Korea has achieved robust economic growth relative to other OECD countries since the financial and economic crisis, but its growth prospects are burdened by high levels of household debt and, in the medium term, rapid population ageing. Key areas of reforms include boosting competition in services sectors and promoting labour force participation of women.   

Previous Going for Growth recommendations include:

  • Reduce barriers to entry for domestic and foreign firms in networks and services so as to boost productivity through stronger competition.  
  • Encourage female labour force participation notably by expanding affordable, high-quality childcare services, encouraging better work-life balance and reducing duality in the labour market.
  • Reform employment protection to reduce labour market dualism, by reducing employment protection on regular workers while expanding social protection for non-regular workers.
  • Shift the tax burden from direct to indirect taxes by relying more on value-added, environmental or property-holding taxes, while keeping labour income tax low.
  • Reduce producer support to agriculture and lower barriers to agricultural imports so as to ease burden on consumers.

Actions taken: Notable reforms in these areas over the past two years include:

  • The 2012 Korea-US Free Trade Agreement, which will reduce the ceiling of foreign ownership in telecommunications.
  • Expansion of public subsidies to early childhood education along with increase in number of childcare centres. Possibilities for parents to take additional leave or work part-time after the period of maternity leave have been extended.
  • Extension of on-the-job training programmes to non-regular workers.
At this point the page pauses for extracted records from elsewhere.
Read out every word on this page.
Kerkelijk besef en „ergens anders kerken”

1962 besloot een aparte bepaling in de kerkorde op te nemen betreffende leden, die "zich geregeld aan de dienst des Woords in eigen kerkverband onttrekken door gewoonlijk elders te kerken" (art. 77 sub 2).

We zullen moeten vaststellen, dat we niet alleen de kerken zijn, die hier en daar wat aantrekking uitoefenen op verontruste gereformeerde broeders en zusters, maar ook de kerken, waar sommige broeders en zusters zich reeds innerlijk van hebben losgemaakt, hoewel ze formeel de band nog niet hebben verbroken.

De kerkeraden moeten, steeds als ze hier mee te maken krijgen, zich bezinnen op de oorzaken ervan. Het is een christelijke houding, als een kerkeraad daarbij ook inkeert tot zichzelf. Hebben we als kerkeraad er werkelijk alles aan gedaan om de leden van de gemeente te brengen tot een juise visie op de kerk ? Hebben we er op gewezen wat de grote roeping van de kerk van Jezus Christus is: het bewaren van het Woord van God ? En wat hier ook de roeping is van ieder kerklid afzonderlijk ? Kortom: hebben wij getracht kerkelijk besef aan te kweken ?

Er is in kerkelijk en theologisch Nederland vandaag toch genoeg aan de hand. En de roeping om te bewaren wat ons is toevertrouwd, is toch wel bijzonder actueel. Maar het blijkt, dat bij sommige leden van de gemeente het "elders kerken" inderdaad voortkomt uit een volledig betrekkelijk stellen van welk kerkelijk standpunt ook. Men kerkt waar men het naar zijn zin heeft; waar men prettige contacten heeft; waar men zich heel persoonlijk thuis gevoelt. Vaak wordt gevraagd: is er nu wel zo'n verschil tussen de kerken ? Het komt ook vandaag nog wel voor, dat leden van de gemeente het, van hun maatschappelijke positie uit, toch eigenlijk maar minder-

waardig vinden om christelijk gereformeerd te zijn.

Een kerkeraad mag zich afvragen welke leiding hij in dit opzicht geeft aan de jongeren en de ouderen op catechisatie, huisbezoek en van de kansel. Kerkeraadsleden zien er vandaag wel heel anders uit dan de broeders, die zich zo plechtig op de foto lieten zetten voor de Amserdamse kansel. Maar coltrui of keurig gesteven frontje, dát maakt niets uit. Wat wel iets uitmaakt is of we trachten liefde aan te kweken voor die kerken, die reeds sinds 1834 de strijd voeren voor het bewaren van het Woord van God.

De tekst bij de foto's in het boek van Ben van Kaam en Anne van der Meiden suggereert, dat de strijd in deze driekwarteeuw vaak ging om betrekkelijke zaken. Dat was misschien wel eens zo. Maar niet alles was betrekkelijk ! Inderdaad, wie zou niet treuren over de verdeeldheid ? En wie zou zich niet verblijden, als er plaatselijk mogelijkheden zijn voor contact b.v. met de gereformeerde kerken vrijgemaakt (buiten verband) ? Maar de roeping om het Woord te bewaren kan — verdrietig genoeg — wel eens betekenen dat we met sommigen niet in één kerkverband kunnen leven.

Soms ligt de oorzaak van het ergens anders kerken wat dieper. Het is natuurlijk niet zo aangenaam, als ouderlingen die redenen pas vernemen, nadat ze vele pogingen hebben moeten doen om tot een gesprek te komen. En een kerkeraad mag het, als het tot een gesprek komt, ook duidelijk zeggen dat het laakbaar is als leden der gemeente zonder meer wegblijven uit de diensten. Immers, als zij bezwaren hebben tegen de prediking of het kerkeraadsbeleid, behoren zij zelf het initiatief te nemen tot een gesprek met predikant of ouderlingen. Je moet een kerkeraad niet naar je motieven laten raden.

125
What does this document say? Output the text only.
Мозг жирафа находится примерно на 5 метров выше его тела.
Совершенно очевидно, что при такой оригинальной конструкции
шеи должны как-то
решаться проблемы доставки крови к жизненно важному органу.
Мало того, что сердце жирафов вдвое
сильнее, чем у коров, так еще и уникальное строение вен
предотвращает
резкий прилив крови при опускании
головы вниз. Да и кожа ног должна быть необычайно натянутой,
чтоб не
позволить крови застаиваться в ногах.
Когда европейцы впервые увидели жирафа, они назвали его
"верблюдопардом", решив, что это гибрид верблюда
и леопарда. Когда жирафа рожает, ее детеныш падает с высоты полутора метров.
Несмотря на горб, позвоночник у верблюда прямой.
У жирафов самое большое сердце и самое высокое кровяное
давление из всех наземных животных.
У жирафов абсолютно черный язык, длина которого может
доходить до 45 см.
The report also discusses the possible impact of structural reforms on other policy objectives (fiscal consolidation, rebalancing the current account and reducing income inequality). In the case of Korea, increased provisions of childcare services and training opportunities for non-regular workers may involve substantial up-front budgetary costs, but also help reduce income inequality by increasing labour participation by women and facilitating the transition of workers from non-regular to regular status. Stronger domestic and foreign investment in network and service industries can help reduce Korea’s large current account surplus.